Tuesday, February 14, 2017

A Community College Student and a Socialite Heiress

Quackery at Planned Parenthood, 2007

Edrica Karla Goode went to a Planned Parenthood in Riverside, California, on January 31, 2007, for a safe, legal second-trimester abortion. She was a little over 14 weeks pregnant.

A nurse there inserted laminaria to dilate Edrica's cervx, although Edrica had "odiferous creamy-colored discharge", indicative of a vaginal infection, at the time. Laminaria are sticks of seaweed that absorb moisture and expand, so they would wick any bacteria or viruses from the vagina into the uterus.

Edrica, who had not told her family about the abortion, did not return to the facility to have the laminaria removed and the abortion completed because her mental state had deteriorated overnight. She had became feverish, her mother said. She became mentally "confused and disoriented," not knowing what day it was, and started acting aggressively. She also began vomiting.

Planned Parenthood's patient profile for Edrica said that they mailed Edrica two letters telling her that she had to return and have the laminaria removed, but Edrica's mother said that the letters never arrived. She does indicate that Planned Parenthood called, but that Edrica was too sick to take the calls.

Edrica's family took her to Riverside County Regoinal Medical Center on February 4. A blood test there revealed the pregnancy to the physicians, but the hospital did not perform a pelvic exam because at the time Edrica was unable to consent to the examination due to confusion and inappropriate speech.

Edrica was treated in the medical ward for five days, then transferred to a psychiatric unit, which promptly sent her back to the medical unit to have them check her for possible sepsis.
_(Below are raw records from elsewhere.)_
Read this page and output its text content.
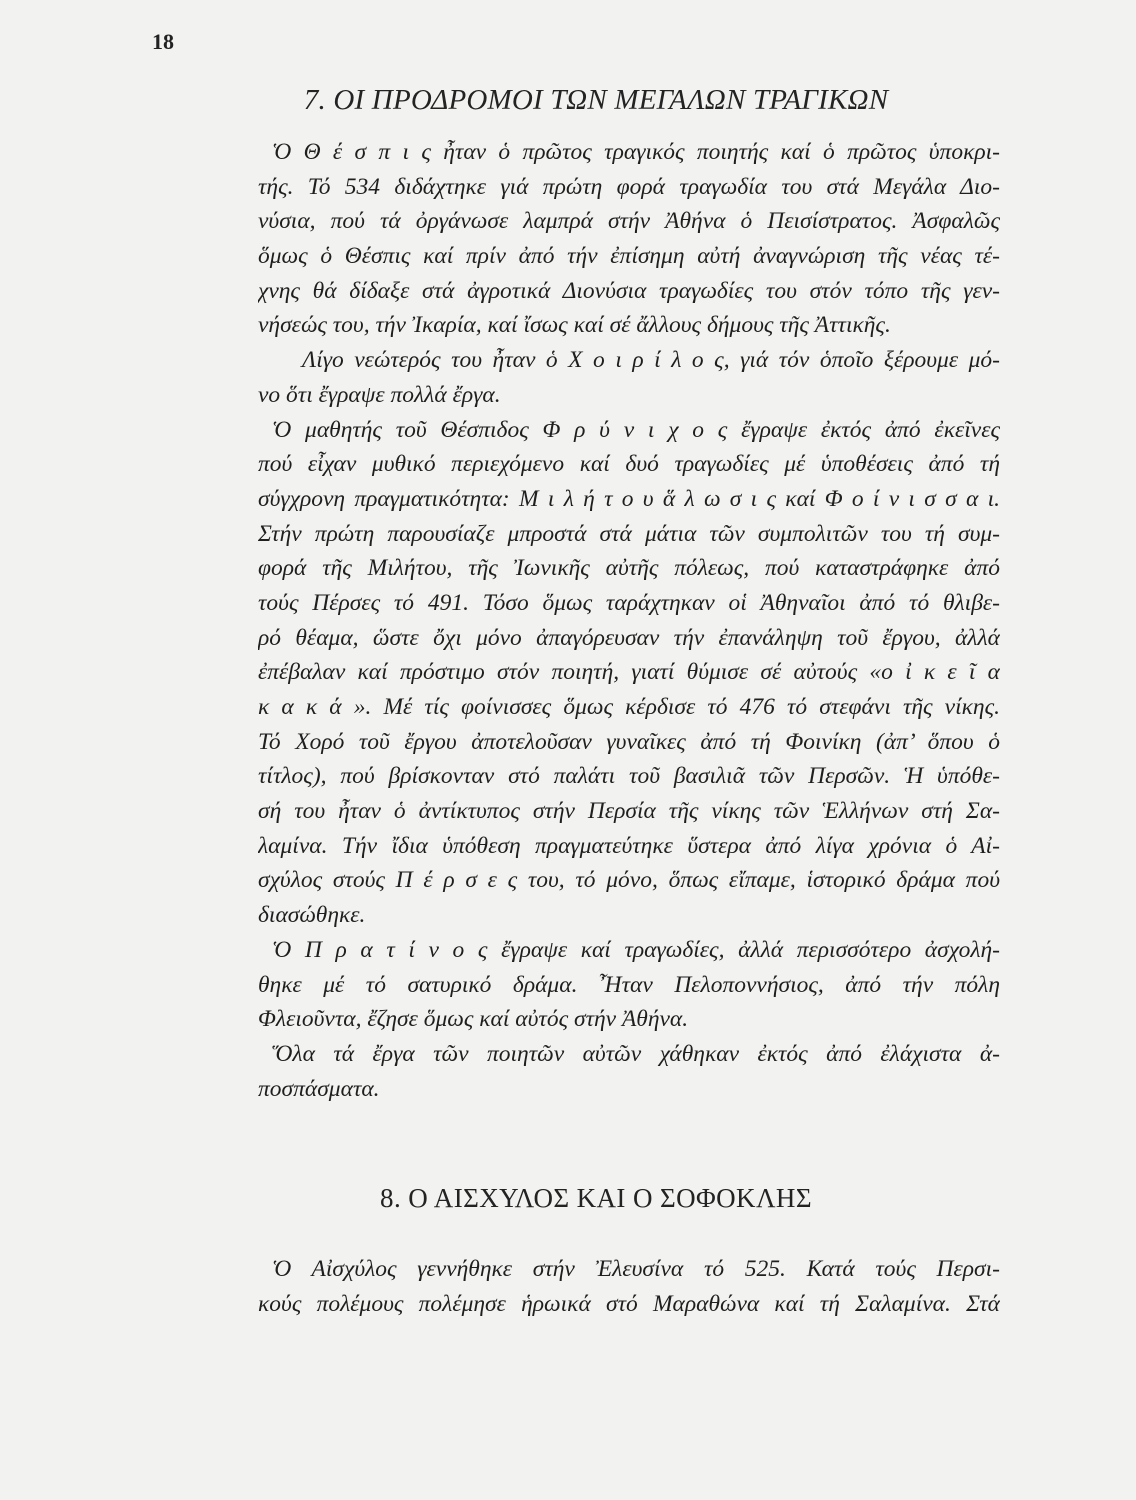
18
7. ΟΙ ΠΡΟΔΡΟΜΟΙ ΤΩΝ ΜΕΓΑΛΩΝ ΤΡΑΓΙΚΩΝ
Ὁ Θ έ σ π ι ς ἦταν ὁ πρῶτος τραγικός ποιητής καί ὁ πρῶτος ὑποκρι-
τής. Τό 534 διδάχτηκε γιά πρώτη φορά τραγωδία του στά Μεγάλα Διο-
νύσια, πού τά ὀργάνωσε λαμπρά στήν Ἀθήνα ὁ Πεισίστρατος. Ἀσφαλῶς
ὅμως ὁ Θέσπις καί πρίν ἀπό τήν ἐπίσημη αὐτή ἀναγνώριση τῆς νέας τέ-
χνης θά δίδαξε στά ἀγροτικά Διονύσια τραγωδίες του στόν τόπο τῆς γεν-
νήσεώς του, τήν Ἰκαρία, καί ἴσως καί σέ ἄλλους δήμους τῆς Ἀττικῆς.
Λίγο νεώτερός του ἦταν ὁ Χ ο ι ρ ί λ ο ς, γιά τόν ὁποῖο ξέρουμε μό-
νο ὅτι ἔγραψε πολλά ἔργα.
Ὁ μαθητής τοῦ Θέσπιδος Φ ρ ύ ν ι χ ο ς ἔγραψε ἐκτός ἀπό ἐκεῖνες
πού εἶχαν μυθικό περιεχόμενο καί δυό τραγωδίες μέ ὑποθέσεις ἀπό τή
σύγχρονη πραγματικότητα: Μ ι λ ή τ ο υ ἅ λ ω σ ι ς καί Φ ο ί ν ι σ σ α ι.
Στήν πρώτη παρουσίαζε μπροστά στά μάτια τῶν συμπολιτῶν του τή συμ-
φορά τῆς Μιλήτου, τῆς Ἰωνικῆς αὐτῆς πόλεως, πού καταστράφηκε ἀπό
τούς Πέρσες τό 491. Τόσο ὅμως ταράχτηκαν οἱ Ἀθηναῖοι ἀπό τό θλιβε-
ρό θέαμα, ὥστε ὄχι μόνο ἀπαγόρευσαν τήν ἐπανάληψη τοῦ ἔργου, ἀλλά
ἐπέβαλαν καί πρόστιμο στόν ποιητή, γιατί θύμισε σέ αὐτούς «ο ἰ κ ε ῖ α
κ α κ ά ». Μέ τίς φοίνισσες ὅμως κέρδισε τό 476 τό στεφάνι τῆς νίκης.
Τό Χορό τοῦ ἔργου ἀποτελοῦσαν γυναῖκες ἀπό τή Φοινίκη (ἀπ’ ὅπου ὁ
τίτλος), πού βρίσκονταν στό παλάτι τοῦ βασιλιᾶ τῶν Περσῶν. Ἡ ὑπόθε-
σή του ἦταν ὁ ἀντίκτυπος στήν Περσία τῆς νίκης τῶν Ἑλλήνων στή Σα-
λαμίνα. Τήν ἴδια ὑπόθεση πραγματεύτηκε ὕστερα ἀπό λίγα χρόνια ὁ Αἰ-
σχύλος στούς Π έ ρ σ ε ς του, τό μόνο, ὅπως εἴπαμε, ἱστορικό δράμα πού
διασώθηκε.
Ὁ Π ρ α τ ί ν ο ς ἔγραψε καί τραγωδίες, ἀλλά περισσότερο ἀσχολή-
θηκε μέ τό σατυρικό δράμα. Ἦταν Πελοποννήσιος, ἀπό τήν πόλη
Φλειοῦντα, ἔζησε ὅμως καί αὐτός στήν Ἀθήνα.
Ὅλα τά ἔργα τῶν ποιητῶν αὐτῶν χάθηκαν ἐκτός ἀπό ἐλάχιστα ἀ-
ποσπάσματα.
8. Ο ΑΙΣΧΥΛΟΣ ΚΑΙ Ο ΣΟΦΟΚΛΗΣ
Ὁ Αἰσχύλος γεννήθηκε στήν Ἐλευσίνα τό 525. Κατά τούς Περσι-
κούς πολέμους πολέμησε ἡρωικά στό Μαραθώνα καί τή Σαλαμίνα. Στά
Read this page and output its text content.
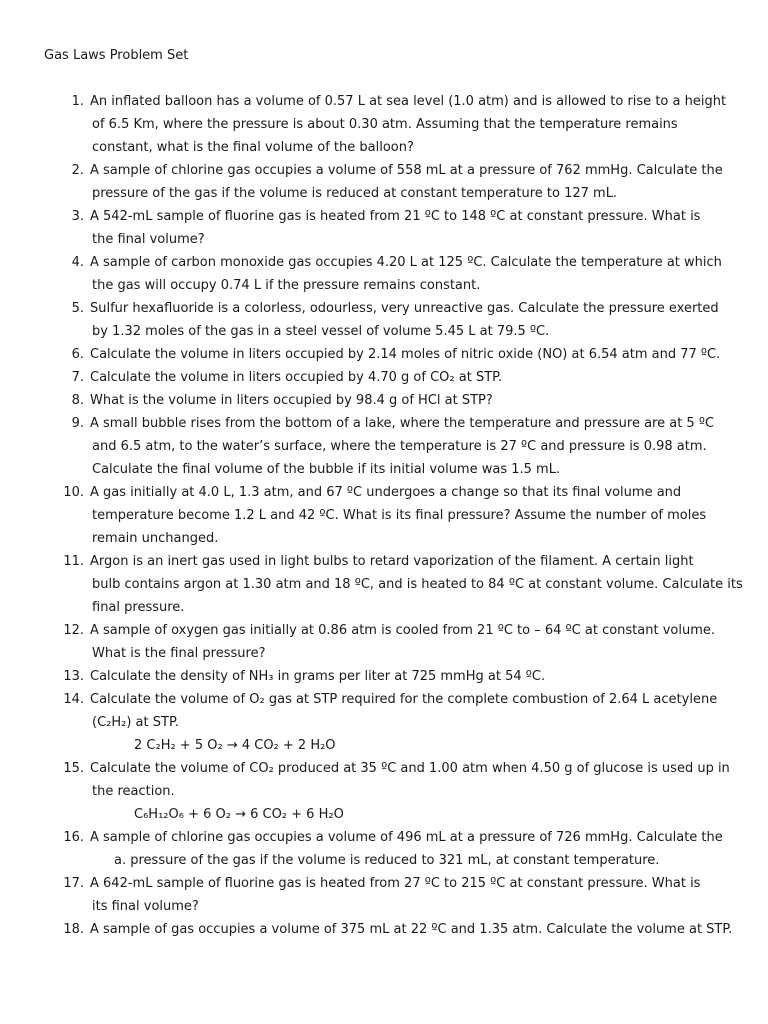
Gas Laws Problem Set
1. An inflated balloon has a volume of 0.57 L at sea level (1.0 atm) and is allowed to rise to a height
of 6.5 Km, where the pressure is about 0.30 atm. Assuming that the temperature remains
constant, what is the final volume of the balloon?
2. A sample of chlorine gas occupies a volume of 558 mL at a pressure of 762 mmHg. Calculate the
pressure of the gas if the volume is reduced at constant temperature to 127 mL.
3. A 542-mL sample of fluorine gas is heated from 21 ºC to 148 ºC at constant pressure. What is
the final volume?
4. A sample of carbon monoxide gas occupies 4.20 L at 125 ºC. Calculate the temperature at which
the gas will occupy 0.74 L if the pressure remains constant.
5. Sulfur hexafluoride is a colorless, odourless, very unreactive gas. Calculate the pressure exerted
by 1.32 moles of the gas in a steel vessel of volume 5.45 L at 79.5 ºC.
6. Calculate the volume in liters occupied by 2.14 moles of nitric oxide (NO) at 6.54 atm and 77 ºC.
7. Calculate the volume in liters occupied by 4.70 g of CO₂ at STP.
8. What is the volume in liters occupied by 98.4 g of HCl at STP?
9. A small bubble rises from the bottom of a lake, where the temperature and pressure are at 5 ºC
and 6.5 atm, to the water’s surface, where the temperature is 27 ºC and pressure is 0.98 atm.
Calculate the final volume of the bubble if its initial volume was 1.5 mL.
10. A gas initially at 4.0 L, 1.3 atm, and 67 ºC undergoes a change so that its final volume and
temperature become 1.2 L and 42 ºC. What is its final pressure? Assume the number of moles
remain unchanged.
11. Argon is an inert gas used in light bulbs to retard vaporization of the filament. A certain light
bulb contains argon at 1.30 atm and 18 ºC, and is heated to 84 ºC at constant volume. Calculate its
final pressure.
12. A sample of oxygen gas initially at 0.86 atm is cooled from 21 ºC to – 64 ºC at constant volume.
What is the final pressure?
13. Calculate the density of NH₃ in grams per liter at 725 mmHg at 54 ºC.
14. Calculate the volume of O₂ gas at STP required for the complete combustion of 2.64 L acetylene
(C₂H₂) at STP.
2 C₂H₂ + 5 O₂ → 4 CO₂ + 2 H₂O
15. Calculate the volume of CO₂ produced at 35 ºC and 1.00 atm when 4.50 g of glucose is used up in
the reaction.
C₆H₁₂O₆ + 6 O₂ → 6 CO₂ + 6 H₂O
16. A sample of chlorine gas occupies a volume of 496 mL at a pressure of 726 mmHg. Calculate the
a. pressure of the gas if the volume is reduced to 321 mL, at constant temperature.
17. A 642-mL sample of fluorine gas is heated from 27 ºC to 215 ºC at constant pressure. What is
its final volume?
18. A sample of gas occupies a volume of 375 mL at 22 ºC and 1.35 atm. Calculate the volume at STP.
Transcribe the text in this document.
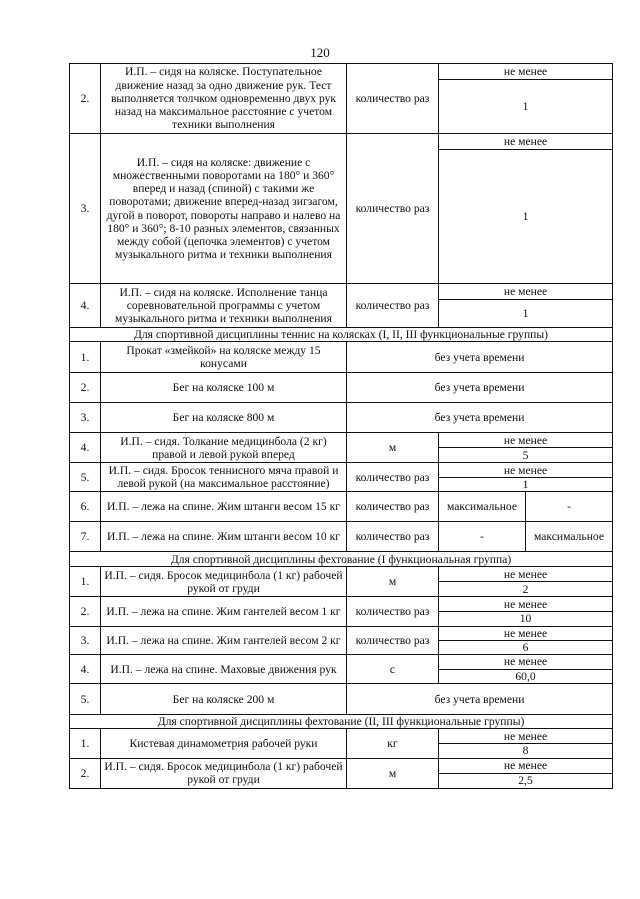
120
2.	И.П. – сидя на коляске. Поступательное движение назад за одно движение рук. Тест выполняется толчком одновременно двух рук назад на максимальное расстояние с учетом техники выполнения	количество раз	не менее	
			1	
3.	И.П. – сидя на коляске: движение с множественными поворотами на 180° и 360° вперед и назад (спиной) с такими же поворотами; движение вперед-назад зигзагом, дугой в поворот, повороты направо и налево на 180° и 360°; 8-10 разных элементов, связанных между собой (цепочка элементов) с учетом музыкального ритма и техники выполнения	количество раз	не менее	
			1	
4.	И.П. – сидя на коляске. Исполнение танца соревновательной программы с учетом музыкального ритма и техники выполнения	количество раз	не менее	
			1	
Для спортивной дисциплины теннис на колясках (I, II, III функциональные группы)				
1.	Прокат «змейкой» на коляске между 15 конусами	без учета времени		
2.	Бег на коляске 100 м	без учета времени		
3.	Бег на коляске 800 м	без учета времени		
4.	И.П. – сидя. Толкание медицинбола (2 кг) правой и левой рукой вперед	м	не менее	
			5	
5.	И.П. – сидя. Бросок теннисного мяча правой и левой рукой (на максимальное расстояние)	количество раз	не менее	
			1	
6.	И.П. – лежа на спине. Жим штанги весом 15 кг	количество раз	максимальное	-
7.	И.П. – лежа на спине. Жим штанги весом 10 кг	количество раз	-	максимальное
Для спортивной дисциплины фехтование (I функциональная группа)				
1.	И.П. – сидя. Бросок медицинбола (1 кг) рабочей рукой от груди	м	не менее	
			2	
2.	И.П. – лежа на спине. Жим гантелей весом 1 кг	количество раз	не менее	
			10	
3.	И.П. – лежа на спине. Жим гантелей весом 2 кг	количество раз	не менее	
			6	
4.	И.П. – лежа на спине. Маховые движения рук	с	не менее	
			60,0	
5.	Бег на коляске 200 м	без учета времени		
Для спортивной дисциплины фехтование (II, III функциональные группы)				
1.	Кистевая динамометрия рабочей руки	кг	не менее	
			8	
2.	И.П. – сидя. Бросок медицинбола (1 кг) рабочей рукой от груди	м	не менее	
			2,5	
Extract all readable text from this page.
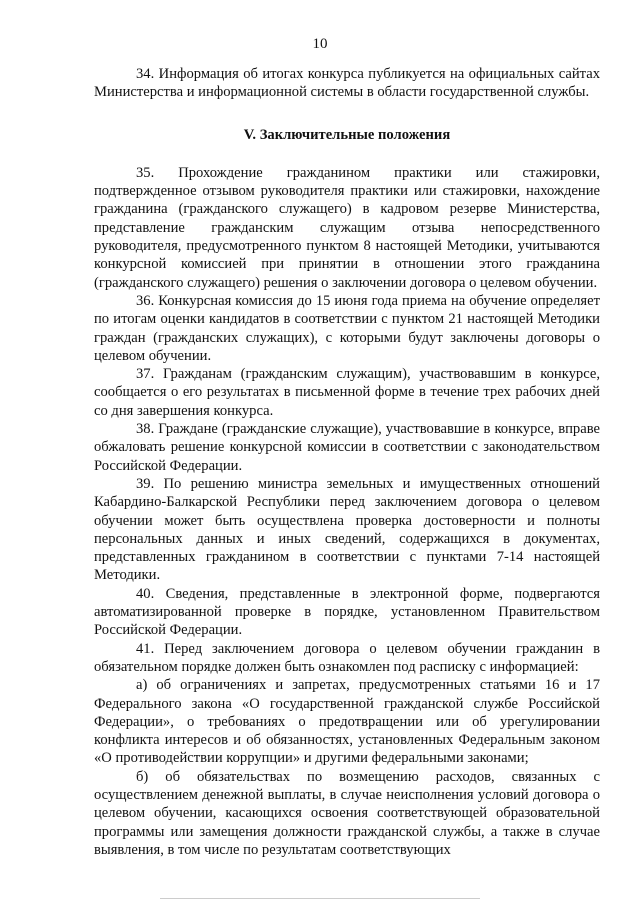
10

34. Информация об итогах конкурса публикуется на официальных сайтах Министерства и информационной системы в области государственной службы.

V. Заключительные положения

35. Прохождение гражданином практики или стажировки, подтвержденное отзывом руководителя практики или стажировки, нахождение гражданина (гражданского служащего) в кадровом резерве Министерства, представление гражданским служащим отзыва непосредственного руководителя, предусмотренного пунктом 8 настоящей Методики, учитываются конкурсной комиссией при принятии в отношении этого гражданина (гражданского служащего) решения о заключении договора о целевом обучении.

36. Конкурсная комиссия до 15 июня года приема на обучение определяет по итогам оценки кандидатов в соответствии с пунктом 21 настоящей Методики граждан (гражданских служащих), с которыми будут заключены договоры о целевом обучении.

37. Гражданам (гражданским служащим), участвовавшим в конкурсе, сообщается о его результатах в письменной форме в течение трех рабочих дней со дня завершения конкурса.

38. Граждане (гражданские служащие), участвовавшие в конкурсе, вправе обжаловать решение конкурсной комиссии в соответствии с законодательством Российской Федерации.

39. По решению министра земельных и имущественных отношений Кабардино-Балкарской Республики перед заключением договора о целевом обучении может быть осуществлена проверка достоверности и полноты персональных данных и иных сведений, содержащихся в документах, представленных гражданином в соответствии с пунктами 7-14 настоящей Методики.

40. Сведения, представленные в электронной форме, подвергаются автоматизированной проверке в порядке, установленном Правительством Российской Федерации.

41. Перед заключением договора о целевом обучении гражданин в обязательном порядке должен быть ознакомлен под расписку с информацией:

а) об ограничениях и запретах, предусмотренных статьями 16 и 17 Федерального закона «О государственной гражданской службе Российской Федерации», о требованиях о предотвращении или об урегулировании конфликта интересов и об обязанностях, установленных Федеральным законом «О противодействии коррупции» и другими федеральными законами;

б) об обязательствах по возмещению расходов, связанных с осуществлением денежной выплаты, в случае неисполнения условий договора о целевом обучении, касающихся освоения соответствующей образовательной программы или замещения должности гражданской службы, а также в случае выявления, в том числе по результатам соответствующих
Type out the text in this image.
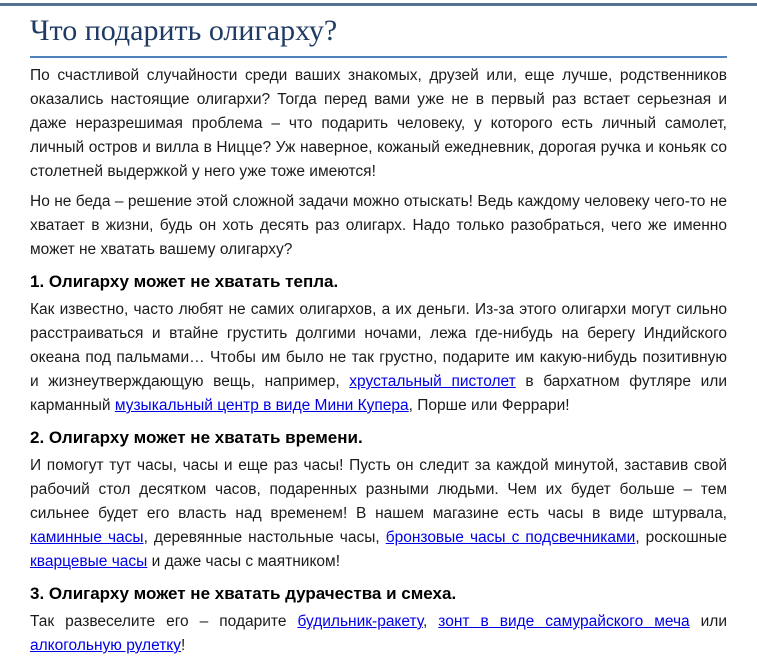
Что подарить олигарху?

По счастливой случайности среди ваших знакомых, друзей или, еще лучше, родственников оказались настоящие олигархи? Тогда перед вами уже не в первый раз встает серьезная и даже неразрешимая проблема – что подарить человеку, у которого есть личный самолет, личный остров и вилла в Ницце? Уж наверное, кожаный ежедневник, дорогая ручка и коньяк со столетней выдержкой у него уже тоже имеются!

Но не беда – решение этой сложной задачи можно отыскать! Ведь каждому человеку чего-то не хватает в жизни, будь он хоть десять раз олигарх. Надо только разобраться, чего же именно может не хватать вашему олигарху?

1. Олигарху может не хватать тепла.

Как известно, часто любят не самих олигархов, а их деньги. Из-за этого олигархи могут сильно расстраиваться и втайне грустить долгими ночами, лежа где-нибудь на берегу Индийского океана под пальмами… Чтобы им было не так грустно, подарите им какую-нибудь позитивную и жизнеутверждающую вещь, например, хрустальный пистолет в бархатном футляре или карманный музыкальный центр в виде Мини Купера, Порше или Феррари!

2. Олигарху может не хватать времени.

И помогут тут часы, часы и еще раз часы! Пусть он следит за каждой минутой, заставив свой рабочий стол десятком часов, подаренных разными людьми. Чем их будет больше – тем сильнее будет его власть над временем! В нашем магазине есть часы в виде штурвала, каминные часы, деревянные настольные часы, бронзовые часы с подсвечниками, роскошные кварцевые часы и даже часы с маятником!

3. Олигарху может не хватать дурачества и смеха.

Так развеселите его – подарите будильник-ракету, зонт в виде самурайского меча или алкогольную рулетку!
There, her condition continued to deteriorate. After Edrica's boyfriend told her family about the visit to Planned Parenthood, staff at the hospital performed a pelvic examination and discovered the laminaria, along with some gauze. Edrica miscarried that day, and died the next day, Valentine's Day.

The coroner's report attributes Edrica's death to toxic shock syndrome, prolonged retention of laminaria, and pregnancy. Which means that her death will likely be counted as a pregnancy death by health statisticians, but not as an abortion death because no abortion actually took place.

Edrica had been a student at Riverside Community College. Her mother said that she enjoyed traveling and reading. Her mother, Aletheia Meloncon, commented, "My daughter made a choice, but she didn't choose to die." She added, "A lost dog gets more attention than my daughter did. This has really torn at my family."

Edrica is the third known death among Planned Parenthood patients in California in the last four years. Holly Patterson, 18, died of an infection after an RU-486 abortion in 2003. Diana Lopez, 25, bled to death in 2002 after her cervix was punctured during the procedure. Edrica's mother's lawyer indicates that Planned Parenthood did not report any of these deaths to the state, as required by law.



A Socialite's Brutal Death in 1942

A newspaper photo of a young, plump-faced white woman with late 1930s style makeup and hair
Florence Nimick Schnoor
At around 4:00 p.m. on February 14, 1942, socialite Florence Nimick Schnoor, age 24, died at St. Joseph's Hospital in New York of what the coroner called a "brutal and inept" illegal abortion.

Florence, grand-niece of Andrew Carnegie and heiress to a Pittsburgh steel fortune, had eloped with Richard H. Schnoor, sergeant-at-arms of the New York State Assembly, one week earlier. The couple had met the previous September at "a fashionable Greenwich tavern." After their elopement, they'd moved into Florence's rooms at The Maples.

Her husband reported that he had taken her to White Plains so she could catch a train to New York for a day's shopping. Later that morning, she called and asked him to pick her up at the station. He found her obviously ill and asking for a doctor. He took her straight to the hospital, where she died three hours later.

Doctors reported that Florence refused to discuss her case at all, much less implicate the abortionist, despite pleas from her husband.

Investigators contacted all 200 people whose names were in Florence's address book, but were unable to gain any clues as to who performed the fatal abortion. All they were able to piece together is that Florence evidently paid $40 for the abortion, since her husband reported that she had left for New York with $50 in her purse and there had been $3 in her purse when she was hospitalized..

Florence's husband was not implicated in her death; police believed that he had not even known Florence was pregnant.